Sometimes, they're in a room discussing the world as they know it. There's no animosity or ridicule. They're just talking. I shamelessly eavesdrop. 10, 8 & 5...and the five-year-old is giving as much input as the 10-year-old. Or, they're all talking about somebody that gets on all their nerves...like the little boys next door. Whoo! Hilarious!

Can you tell that I love being a daddy? As I've said before, people have it all wrong. "Father" is a social term describing a biological relationship. "Daddy" is a term of endearment. I'm not just the sperm donor. I'm the backstop for them. They think that I know everything and that I can do anything. I just hope our relationship survives the coming realization that I'm just a man. A big, strong, fast & capable man...but, only a man.

Shoot, my own ego almost shattered when I realized that about myself.

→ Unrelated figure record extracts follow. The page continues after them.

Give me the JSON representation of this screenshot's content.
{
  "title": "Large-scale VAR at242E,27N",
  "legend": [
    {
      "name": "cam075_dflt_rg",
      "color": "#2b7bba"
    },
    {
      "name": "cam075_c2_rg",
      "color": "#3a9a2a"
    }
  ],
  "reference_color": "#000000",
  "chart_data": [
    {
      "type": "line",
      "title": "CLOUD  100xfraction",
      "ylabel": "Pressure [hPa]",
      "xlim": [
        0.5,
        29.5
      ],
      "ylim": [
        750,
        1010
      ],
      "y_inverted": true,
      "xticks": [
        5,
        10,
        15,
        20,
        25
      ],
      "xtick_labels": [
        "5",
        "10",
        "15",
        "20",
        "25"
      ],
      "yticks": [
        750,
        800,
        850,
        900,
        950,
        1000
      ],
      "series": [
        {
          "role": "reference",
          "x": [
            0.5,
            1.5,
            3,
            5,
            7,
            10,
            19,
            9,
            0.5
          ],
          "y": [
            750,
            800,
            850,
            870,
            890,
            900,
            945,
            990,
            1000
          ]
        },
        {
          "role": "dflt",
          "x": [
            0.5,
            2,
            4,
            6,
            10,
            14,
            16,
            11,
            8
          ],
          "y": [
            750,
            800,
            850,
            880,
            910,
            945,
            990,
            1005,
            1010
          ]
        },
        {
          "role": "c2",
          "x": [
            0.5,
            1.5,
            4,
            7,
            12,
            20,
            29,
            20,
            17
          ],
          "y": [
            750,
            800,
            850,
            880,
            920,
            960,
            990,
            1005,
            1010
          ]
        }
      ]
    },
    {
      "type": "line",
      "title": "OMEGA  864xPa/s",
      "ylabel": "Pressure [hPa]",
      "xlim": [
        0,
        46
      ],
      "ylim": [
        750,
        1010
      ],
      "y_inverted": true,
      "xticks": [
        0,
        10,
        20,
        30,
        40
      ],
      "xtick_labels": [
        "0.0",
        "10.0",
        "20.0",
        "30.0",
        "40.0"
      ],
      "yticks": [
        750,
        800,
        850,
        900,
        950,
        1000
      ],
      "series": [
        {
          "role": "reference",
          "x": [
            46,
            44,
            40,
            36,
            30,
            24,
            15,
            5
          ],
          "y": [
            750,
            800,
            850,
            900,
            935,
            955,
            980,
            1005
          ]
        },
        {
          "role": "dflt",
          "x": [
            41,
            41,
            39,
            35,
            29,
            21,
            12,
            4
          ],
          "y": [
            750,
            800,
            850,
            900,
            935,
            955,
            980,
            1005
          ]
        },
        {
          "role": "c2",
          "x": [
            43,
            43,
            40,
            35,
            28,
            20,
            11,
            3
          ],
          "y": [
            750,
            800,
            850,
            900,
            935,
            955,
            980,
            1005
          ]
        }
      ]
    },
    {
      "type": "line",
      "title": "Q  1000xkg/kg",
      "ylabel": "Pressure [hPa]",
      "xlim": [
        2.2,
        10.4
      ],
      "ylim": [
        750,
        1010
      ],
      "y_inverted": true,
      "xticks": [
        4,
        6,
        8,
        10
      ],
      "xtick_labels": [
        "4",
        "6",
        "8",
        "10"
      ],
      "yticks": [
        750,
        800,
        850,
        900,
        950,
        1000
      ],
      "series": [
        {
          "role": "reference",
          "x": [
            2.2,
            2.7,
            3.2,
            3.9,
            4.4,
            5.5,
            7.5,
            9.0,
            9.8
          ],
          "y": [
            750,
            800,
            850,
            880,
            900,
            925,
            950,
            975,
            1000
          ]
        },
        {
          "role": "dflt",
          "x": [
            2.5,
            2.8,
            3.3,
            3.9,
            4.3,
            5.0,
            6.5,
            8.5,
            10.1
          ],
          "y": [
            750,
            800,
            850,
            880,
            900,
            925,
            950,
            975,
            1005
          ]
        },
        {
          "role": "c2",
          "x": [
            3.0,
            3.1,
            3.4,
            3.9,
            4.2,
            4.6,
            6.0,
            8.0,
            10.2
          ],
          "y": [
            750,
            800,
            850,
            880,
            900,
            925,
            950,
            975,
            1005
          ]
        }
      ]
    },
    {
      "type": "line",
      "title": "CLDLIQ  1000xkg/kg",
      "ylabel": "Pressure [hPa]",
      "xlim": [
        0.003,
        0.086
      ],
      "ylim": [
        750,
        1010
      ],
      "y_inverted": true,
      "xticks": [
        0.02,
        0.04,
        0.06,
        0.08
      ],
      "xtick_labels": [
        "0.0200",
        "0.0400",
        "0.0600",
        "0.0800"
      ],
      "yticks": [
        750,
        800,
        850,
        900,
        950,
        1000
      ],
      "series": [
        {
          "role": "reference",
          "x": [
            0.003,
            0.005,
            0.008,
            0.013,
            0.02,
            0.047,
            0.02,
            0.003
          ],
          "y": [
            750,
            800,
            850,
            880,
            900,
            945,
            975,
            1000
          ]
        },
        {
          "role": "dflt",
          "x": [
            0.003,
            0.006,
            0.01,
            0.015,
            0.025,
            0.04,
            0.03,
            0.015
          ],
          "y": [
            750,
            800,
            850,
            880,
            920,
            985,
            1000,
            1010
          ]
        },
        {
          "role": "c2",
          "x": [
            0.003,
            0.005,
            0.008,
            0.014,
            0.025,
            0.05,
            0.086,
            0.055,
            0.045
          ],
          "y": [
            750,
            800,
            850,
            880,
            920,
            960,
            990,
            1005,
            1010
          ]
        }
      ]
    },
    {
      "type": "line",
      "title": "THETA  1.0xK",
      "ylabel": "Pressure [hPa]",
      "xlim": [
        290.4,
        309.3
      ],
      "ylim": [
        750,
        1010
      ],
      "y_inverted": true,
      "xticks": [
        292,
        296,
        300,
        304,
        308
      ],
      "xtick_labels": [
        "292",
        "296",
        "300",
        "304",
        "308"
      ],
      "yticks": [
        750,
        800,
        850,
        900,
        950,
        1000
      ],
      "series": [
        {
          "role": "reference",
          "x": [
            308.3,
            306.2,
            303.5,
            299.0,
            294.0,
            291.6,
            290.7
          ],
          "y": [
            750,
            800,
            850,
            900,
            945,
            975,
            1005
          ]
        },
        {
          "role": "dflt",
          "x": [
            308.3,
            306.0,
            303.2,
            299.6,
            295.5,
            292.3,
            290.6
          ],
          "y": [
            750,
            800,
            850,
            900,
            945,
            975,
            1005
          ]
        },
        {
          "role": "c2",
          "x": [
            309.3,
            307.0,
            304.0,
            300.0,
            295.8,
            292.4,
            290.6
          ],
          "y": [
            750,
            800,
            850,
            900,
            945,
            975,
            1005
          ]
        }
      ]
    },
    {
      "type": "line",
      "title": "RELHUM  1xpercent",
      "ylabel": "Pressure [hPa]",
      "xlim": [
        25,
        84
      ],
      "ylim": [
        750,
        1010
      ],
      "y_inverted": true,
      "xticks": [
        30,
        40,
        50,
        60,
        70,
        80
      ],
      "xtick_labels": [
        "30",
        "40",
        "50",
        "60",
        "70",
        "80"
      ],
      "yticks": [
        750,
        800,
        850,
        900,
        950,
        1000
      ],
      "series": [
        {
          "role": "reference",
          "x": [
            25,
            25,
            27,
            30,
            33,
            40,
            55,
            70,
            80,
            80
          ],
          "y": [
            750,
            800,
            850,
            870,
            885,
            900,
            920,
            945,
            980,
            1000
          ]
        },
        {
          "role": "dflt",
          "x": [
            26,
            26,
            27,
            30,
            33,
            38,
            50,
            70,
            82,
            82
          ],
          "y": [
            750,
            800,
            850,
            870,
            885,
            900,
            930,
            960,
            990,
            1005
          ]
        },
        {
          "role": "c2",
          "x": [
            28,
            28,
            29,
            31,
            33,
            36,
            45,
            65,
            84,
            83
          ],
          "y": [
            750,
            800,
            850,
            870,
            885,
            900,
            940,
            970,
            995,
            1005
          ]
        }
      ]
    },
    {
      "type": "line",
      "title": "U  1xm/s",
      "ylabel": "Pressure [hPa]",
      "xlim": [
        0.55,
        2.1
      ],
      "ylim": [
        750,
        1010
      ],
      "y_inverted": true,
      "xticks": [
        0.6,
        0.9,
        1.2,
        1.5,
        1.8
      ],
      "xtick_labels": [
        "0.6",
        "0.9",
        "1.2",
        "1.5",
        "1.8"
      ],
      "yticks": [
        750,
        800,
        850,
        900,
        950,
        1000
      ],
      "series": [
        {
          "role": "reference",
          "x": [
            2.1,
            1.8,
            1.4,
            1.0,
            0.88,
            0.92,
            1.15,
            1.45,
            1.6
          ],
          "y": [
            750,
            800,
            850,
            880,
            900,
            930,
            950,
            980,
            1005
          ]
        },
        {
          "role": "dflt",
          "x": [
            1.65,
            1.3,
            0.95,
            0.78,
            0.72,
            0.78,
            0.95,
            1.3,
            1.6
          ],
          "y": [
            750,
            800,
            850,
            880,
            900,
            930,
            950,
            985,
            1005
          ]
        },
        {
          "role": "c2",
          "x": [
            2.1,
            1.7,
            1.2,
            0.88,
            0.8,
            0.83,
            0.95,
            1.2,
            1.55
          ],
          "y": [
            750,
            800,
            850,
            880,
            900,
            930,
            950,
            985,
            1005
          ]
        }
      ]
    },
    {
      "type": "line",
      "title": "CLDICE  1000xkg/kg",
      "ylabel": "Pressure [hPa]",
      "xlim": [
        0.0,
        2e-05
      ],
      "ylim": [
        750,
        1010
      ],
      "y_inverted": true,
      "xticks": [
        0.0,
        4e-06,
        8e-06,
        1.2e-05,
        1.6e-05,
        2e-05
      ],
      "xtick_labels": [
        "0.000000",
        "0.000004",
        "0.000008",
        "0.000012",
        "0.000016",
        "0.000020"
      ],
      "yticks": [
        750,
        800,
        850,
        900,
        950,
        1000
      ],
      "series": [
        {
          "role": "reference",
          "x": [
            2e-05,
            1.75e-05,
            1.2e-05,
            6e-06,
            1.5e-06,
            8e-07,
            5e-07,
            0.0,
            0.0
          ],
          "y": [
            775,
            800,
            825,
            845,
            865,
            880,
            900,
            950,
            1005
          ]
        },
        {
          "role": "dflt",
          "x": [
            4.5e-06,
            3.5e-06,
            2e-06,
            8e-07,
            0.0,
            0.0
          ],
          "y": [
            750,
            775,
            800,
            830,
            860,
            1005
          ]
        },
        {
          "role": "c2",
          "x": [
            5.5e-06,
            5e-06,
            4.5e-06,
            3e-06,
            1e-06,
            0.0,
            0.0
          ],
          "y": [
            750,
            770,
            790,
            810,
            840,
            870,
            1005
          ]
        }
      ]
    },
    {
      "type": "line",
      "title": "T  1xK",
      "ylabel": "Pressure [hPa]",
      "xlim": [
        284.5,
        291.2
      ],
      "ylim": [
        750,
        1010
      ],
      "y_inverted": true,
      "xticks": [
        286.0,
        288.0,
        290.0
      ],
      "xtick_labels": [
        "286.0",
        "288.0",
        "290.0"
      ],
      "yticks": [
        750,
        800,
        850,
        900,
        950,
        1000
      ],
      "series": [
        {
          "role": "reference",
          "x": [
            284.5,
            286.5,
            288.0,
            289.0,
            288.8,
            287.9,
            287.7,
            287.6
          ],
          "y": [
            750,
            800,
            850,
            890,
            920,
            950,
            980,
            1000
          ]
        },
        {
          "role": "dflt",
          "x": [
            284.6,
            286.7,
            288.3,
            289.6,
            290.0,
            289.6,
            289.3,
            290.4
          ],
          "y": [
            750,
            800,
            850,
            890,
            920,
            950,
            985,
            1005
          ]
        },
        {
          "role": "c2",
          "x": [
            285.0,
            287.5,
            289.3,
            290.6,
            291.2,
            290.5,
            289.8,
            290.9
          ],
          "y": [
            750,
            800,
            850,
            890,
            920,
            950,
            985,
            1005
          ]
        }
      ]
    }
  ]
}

Anyway, time for City of Heroes.








Friday, May 06, 2005

A New Chapter...

I'd love to be a skydiving jumpmaster. I'd make the new guy wait until last. I'd have every one jump one-at-a-time on the count of three. When it's the new guy's turn, I'd have him stand at the door, begin my countdown and push his ass in the middle of his back on "2". He'd fly out of the plane wearing this look of sheer terror. He'd also pee all over himself...

Hah! Priceless!

Would we know as much about the world and how it works if Black folks were the dominant culture? I don't see many brothas stickin' their faces in stuff just to see what would happen. Ever see a brotha wearing a deep-sea diving suit? Ever see a brotha take a picture in front of an active volcano? Have ever, ever, ever in your long-legged life seen a brotha stick his head in a lion's mouth? Would black folks ever have invented skiing on their own?

Hmm...

Most kids have that "I wonder what will happen if i do this" syndrome, but it wasn't kids who made the show "Jackass". Still, white boys are hilarious to me.

Oh, my sense of humor is warped like untreated wood on a homemade deck. You've been warned.

I guess I'll have to get a life now so that I'll have stuff to write about again. This slump has extended well beyond it's allotted time period.